Ceci dit, le monde de la pêche est en crise. L'image des pêcheurs n'est pas bonne. Kersauson ne supporte pas de les voir «maltraités». «Ce monde est, dit-il, en souffrance, parce que celui qui évolue autour des pêcheurs devient de plus en plus virtuel alors que eux, ils sont dans le réel!». Le Comité national des pêches est venu le chercher. Attention, il n'est pas, dit-il, leur porte-parole. Il est consultant du comité. Il connaît la mer, la com'... Il est là pour les aider. Pas pour rien tout de même. Mais c'est quoi, souligne le patron du Comité national, le prix d'une ou deux émissions aux «Grosses têtes!». Depuis plus de 40 ans, Kersauson est sur la mer. La pêche, il connaît. «Je suis suffoqué quand j'entends dire des choses qui sont fausses», assure-t-il. L'image du pêcheur est, à ses yeux, «injuste». «On les fait communiquer à chaud sur des trucs qui les humilient. Ce ne sont pas des délinquants. Ce sont des gens qui font un métier magnifique!». Encore faut-il qu'ils fassent des efforts. À eux de proposer au lieu d'attendre que tombent les diktats de Bruxelles ou des ONG», explique l'Amiral.

«Prenez le pouvoir!»

Quelques recettes déjà. «Le métier de marin fait que vous êtes souvent absent. Et comme tous les absents, vous avez tort!», dit-il aux pêcheurs. «Dans votre dos, les gens qui ne connaissent rien à la mer ont tout le temps d'imaginer, d'inventer, alors qu'ils ne connaissent pas les réalités maritimes». Un exemple: les gens veulent des éoliennes partout, des gens qui n'ont jamais mis les pieds en mer. Qu'on demande au moins à ceux qui la connaissent où les mettre». «Prenez le pouvoir! Ne laissez pas les autres parler à votre place. Expliquez qui vous êtes, ce que vous faites», recommande le professeur Kersauson. «Arrêtez de réagir à chaud!», exige l'Amiral.
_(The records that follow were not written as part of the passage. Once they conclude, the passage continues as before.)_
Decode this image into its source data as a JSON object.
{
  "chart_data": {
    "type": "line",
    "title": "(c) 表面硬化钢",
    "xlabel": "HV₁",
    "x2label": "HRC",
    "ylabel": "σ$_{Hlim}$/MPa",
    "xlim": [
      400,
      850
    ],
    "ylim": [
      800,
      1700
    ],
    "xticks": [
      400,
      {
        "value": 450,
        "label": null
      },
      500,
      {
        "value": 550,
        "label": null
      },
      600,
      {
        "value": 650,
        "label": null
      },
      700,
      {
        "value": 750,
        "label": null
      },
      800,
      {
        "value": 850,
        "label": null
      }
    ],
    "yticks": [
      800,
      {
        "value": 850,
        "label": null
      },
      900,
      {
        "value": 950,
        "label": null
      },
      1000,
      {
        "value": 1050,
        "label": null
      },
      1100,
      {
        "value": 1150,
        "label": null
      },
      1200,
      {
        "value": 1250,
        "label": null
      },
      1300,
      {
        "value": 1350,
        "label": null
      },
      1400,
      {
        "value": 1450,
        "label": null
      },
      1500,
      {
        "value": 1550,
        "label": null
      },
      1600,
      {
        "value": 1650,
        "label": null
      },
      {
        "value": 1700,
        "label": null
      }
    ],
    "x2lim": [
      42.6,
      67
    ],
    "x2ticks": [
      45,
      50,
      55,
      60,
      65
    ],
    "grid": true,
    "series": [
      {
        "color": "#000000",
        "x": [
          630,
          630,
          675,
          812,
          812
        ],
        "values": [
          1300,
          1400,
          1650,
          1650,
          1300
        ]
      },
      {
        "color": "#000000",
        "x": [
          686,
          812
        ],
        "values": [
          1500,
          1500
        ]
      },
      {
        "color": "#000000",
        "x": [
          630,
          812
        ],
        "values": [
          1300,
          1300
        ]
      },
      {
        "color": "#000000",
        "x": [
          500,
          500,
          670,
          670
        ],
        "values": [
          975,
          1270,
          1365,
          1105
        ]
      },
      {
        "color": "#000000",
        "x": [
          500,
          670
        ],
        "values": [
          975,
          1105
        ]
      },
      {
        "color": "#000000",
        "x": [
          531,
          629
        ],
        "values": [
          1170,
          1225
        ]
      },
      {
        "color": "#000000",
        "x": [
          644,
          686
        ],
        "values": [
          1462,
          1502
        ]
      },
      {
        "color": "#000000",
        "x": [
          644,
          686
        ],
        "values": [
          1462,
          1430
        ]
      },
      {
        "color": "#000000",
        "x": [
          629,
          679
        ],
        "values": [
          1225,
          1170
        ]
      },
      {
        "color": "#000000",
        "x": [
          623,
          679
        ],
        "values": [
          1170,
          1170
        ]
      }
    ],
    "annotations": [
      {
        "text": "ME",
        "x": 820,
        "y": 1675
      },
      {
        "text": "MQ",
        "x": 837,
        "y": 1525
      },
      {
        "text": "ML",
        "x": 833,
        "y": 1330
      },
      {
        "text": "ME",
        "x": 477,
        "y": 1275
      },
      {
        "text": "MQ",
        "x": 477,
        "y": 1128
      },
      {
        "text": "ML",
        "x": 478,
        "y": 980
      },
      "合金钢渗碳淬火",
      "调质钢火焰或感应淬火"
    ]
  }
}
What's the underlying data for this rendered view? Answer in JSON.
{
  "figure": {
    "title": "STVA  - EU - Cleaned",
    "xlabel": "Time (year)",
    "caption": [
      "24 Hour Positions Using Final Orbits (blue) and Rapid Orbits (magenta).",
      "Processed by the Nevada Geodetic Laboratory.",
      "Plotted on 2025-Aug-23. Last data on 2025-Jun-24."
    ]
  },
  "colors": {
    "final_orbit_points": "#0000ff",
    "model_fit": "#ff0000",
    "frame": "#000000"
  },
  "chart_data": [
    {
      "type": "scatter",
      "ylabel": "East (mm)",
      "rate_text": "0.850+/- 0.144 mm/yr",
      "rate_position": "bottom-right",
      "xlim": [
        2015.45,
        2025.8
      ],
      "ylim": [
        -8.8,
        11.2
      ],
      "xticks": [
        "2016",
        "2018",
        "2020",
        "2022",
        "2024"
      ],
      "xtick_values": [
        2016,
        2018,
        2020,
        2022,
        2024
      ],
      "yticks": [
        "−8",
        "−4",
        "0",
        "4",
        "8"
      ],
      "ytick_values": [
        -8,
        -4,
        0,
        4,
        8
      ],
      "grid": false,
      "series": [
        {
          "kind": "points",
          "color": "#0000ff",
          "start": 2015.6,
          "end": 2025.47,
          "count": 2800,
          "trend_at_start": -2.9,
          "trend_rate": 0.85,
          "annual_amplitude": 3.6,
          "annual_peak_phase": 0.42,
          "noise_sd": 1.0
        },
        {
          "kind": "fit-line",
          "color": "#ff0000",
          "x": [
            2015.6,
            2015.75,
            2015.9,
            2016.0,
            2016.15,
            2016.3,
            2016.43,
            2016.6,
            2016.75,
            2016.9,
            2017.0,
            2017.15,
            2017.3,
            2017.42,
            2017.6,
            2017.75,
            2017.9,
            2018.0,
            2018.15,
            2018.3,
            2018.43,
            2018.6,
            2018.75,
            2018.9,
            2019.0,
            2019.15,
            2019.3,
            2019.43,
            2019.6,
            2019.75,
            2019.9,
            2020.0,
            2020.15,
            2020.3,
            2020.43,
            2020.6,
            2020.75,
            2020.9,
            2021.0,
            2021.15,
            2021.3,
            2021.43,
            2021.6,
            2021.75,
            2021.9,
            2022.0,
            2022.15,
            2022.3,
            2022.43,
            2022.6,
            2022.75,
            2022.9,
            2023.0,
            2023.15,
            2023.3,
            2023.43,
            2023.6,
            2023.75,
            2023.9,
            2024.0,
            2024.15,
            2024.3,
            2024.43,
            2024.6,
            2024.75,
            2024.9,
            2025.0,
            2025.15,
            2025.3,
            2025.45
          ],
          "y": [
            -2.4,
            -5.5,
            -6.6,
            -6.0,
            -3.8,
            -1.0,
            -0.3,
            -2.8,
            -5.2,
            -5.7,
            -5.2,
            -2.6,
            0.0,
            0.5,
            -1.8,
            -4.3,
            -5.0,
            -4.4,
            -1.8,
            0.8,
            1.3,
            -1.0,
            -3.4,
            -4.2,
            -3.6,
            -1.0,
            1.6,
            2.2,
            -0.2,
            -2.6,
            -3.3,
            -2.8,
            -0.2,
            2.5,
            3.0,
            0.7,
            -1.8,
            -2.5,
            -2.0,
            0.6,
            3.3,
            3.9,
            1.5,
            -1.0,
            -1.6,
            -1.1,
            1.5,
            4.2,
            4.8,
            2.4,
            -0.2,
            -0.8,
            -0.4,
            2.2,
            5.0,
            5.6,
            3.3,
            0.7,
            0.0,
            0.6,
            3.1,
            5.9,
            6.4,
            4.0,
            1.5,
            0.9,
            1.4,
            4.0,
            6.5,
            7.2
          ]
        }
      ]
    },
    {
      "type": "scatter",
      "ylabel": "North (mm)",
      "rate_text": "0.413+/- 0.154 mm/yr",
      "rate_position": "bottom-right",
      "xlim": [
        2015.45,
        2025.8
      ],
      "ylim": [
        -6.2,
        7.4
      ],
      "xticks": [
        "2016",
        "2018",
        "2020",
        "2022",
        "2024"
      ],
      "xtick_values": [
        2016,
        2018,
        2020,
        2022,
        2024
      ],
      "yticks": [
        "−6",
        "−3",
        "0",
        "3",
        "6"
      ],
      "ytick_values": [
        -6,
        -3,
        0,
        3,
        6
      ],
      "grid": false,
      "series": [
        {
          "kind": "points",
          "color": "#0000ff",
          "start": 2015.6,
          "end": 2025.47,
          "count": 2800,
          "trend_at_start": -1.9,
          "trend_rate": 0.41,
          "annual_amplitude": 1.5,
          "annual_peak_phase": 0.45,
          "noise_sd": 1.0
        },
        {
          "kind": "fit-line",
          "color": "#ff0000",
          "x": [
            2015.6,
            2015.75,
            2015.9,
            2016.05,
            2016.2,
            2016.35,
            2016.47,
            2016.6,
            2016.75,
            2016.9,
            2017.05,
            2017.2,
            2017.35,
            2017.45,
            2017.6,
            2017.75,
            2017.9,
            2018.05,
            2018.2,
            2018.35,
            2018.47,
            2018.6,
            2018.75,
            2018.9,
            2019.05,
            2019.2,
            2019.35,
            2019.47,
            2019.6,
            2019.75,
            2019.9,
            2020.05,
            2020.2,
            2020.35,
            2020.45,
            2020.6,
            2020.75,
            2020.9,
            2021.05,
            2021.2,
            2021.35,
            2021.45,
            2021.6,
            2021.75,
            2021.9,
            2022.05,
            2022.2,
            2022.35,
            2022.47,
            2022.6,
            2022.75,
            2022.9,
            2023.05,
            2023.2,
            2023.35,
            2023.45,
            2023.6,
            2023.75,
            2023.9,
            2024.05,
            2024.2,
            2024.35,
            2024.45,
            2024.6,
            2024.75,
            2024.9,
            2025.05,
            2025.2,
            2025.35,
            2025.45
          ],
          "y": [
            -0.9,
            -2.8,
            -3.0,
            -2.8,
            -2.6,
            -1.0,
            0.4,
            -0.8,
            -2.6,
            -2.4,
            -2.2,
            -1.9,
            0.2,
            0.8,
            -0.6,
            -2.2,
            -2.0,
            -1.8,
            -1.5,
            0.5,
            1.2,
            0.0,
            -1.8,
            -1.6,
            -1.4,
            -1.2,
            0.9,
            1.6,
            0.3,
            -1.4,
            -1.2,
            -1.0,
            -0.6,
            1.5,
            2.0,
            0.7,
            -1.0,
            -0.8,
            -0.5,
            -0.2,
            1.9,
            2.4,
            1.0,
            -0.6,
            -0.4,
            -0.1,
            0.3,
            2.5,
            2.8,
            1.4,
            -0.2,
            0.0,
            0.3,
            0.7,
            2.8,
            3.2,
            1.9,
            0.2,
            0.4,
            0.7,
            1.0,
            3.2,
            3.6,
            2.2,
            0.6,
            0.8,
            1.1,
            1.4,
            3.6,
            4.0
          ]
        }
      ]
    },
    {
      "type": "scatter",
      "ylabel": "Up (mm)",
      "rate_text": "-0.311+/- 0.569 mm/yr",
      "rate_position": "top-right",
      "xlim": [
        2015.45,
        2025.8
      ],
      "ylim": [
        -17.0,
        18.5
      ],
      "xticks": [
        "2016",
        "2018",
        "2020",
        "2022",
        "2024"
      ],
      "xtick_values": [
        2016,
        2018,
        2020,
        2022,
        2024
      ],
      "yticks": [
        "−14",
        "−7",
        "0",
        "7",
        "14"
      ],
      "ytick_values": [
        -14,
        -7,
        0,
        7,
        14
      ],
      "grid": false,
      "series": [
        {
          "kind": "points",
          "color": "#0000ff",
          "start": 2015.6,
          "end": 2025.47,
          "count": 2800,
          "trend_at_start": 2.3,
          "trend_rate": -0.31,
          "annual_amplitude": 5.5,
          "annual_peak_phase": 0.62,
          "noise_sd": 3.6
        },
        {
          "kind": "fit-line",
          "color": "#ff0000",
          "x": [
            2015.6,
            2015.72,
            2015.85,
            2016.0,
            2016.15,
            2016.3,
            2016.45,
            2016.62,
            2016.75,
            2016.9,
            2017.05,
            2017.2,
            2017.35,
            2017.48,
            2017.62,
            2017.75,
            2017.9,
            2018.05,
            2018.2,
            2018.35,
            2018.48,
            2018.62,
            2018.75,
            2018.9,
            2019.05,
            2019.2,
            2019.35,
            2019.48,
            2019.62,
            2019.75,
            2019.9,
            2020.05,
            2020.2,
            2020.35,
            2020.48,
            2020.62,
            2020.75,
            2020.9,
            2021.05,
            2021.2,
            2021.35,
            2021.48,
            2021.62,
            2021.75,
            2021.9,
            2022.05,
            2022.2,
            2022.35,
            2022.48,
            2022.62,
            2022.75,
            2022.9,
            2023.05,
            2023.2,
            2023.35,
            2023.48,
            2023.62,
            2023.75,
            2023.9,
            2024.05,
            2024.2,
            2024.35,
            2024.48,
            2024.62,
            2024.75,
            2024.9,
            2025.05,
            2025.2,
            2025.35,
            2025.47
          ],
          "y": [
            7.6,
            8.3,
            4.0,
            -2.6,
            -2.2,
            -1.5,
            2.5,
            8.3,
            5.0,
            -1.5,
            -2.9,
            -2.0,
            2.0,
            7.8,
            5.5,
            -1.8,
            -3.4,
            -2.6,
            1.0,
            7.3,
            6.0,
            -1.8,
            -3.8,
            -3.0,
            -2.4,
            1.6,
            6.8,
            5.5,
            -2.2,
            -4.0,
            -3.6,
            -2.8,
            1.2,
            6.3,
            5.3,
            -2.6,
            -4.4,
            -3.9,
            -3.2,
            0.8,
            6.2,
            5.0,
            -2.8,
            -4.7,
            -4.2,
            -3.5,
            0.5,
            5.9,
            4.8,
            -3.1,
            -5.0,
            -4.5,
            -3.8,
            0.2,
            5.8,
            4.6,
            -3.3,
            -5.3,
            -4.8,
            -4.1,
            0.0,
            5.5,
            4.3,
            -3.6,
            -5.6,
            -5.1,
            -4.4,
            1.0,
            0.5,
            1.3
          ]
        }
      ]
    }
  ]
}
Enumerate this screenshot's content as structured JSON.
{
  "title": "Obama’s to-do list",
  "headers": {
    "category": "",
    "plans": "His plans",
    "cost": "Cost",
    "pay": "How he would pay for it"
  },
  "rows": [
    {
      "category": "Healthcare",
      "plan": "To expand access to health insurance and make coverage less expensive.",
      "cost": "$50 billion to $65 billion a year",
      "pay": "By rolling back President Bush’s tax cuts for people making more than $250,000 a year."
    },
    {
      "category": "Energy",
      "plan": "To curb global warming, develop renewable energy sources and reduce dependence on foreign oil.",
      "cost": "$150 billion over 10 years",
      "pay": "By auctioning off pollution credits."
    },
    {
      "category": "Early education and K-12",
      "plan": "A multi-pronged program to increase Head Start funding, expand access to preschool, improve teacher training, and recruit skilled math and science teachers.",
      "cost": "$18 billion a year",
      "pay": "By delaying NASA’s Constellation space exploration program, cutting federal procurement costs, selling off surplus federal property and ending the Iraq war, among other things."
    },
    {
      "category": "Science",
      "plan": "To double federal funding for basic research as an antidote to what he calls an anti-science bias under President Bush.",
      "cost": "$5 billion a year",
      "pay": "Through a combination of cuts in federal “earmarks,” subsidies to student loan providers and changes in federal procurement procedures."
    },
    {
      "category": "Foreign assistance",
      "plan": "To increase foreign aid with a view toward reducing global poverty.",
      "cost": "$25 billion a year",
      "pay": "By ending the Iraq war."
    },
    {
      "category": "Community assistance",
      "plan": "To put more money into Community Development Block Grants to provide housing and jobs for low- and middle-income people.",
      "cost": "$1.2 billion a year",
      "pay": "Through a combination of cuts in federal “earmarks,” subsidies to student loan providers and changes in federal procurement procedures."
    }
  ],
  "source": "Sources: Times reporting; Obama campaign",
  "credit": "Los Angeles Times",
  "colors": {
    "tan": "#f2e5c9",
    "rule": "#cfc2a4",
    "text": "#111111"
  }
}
C'est la crise et c'est souvent le cas... Le pêcheur a à peine mis le pied sur le quai que caméras et micros débarquent. Le pêcheur vient de loin. Le résultat, c'est normal, n'est pas toujours génial... ce qui peut mettre le pêcheur hors de lui». Le boulot de fond, Olivier de Kersauson va le démarrer avec ses nouveaux amis. Ça va prendre du temps. Il va, comme il le fait avec ses équipages, attaquer un travail d'analyse. Il faut, dit-il, savoir «qui on est, ce que l'on fait, pourquoi on fait ça. Après, on parlera». Avec des réponses argumentées cette fois. «On peut encore se faire agresser X mois. Il faudra du courage. On se tait. On laisse tout le monde raconter n'importe quoi. Ce n'est pas grave. Mais quand on parlera, on nous entendra! Si j'arrive à faire cela, je me dis qu'au moins, j'aurai fait quelque chose de bien!», soupire Olivier de Kersauson.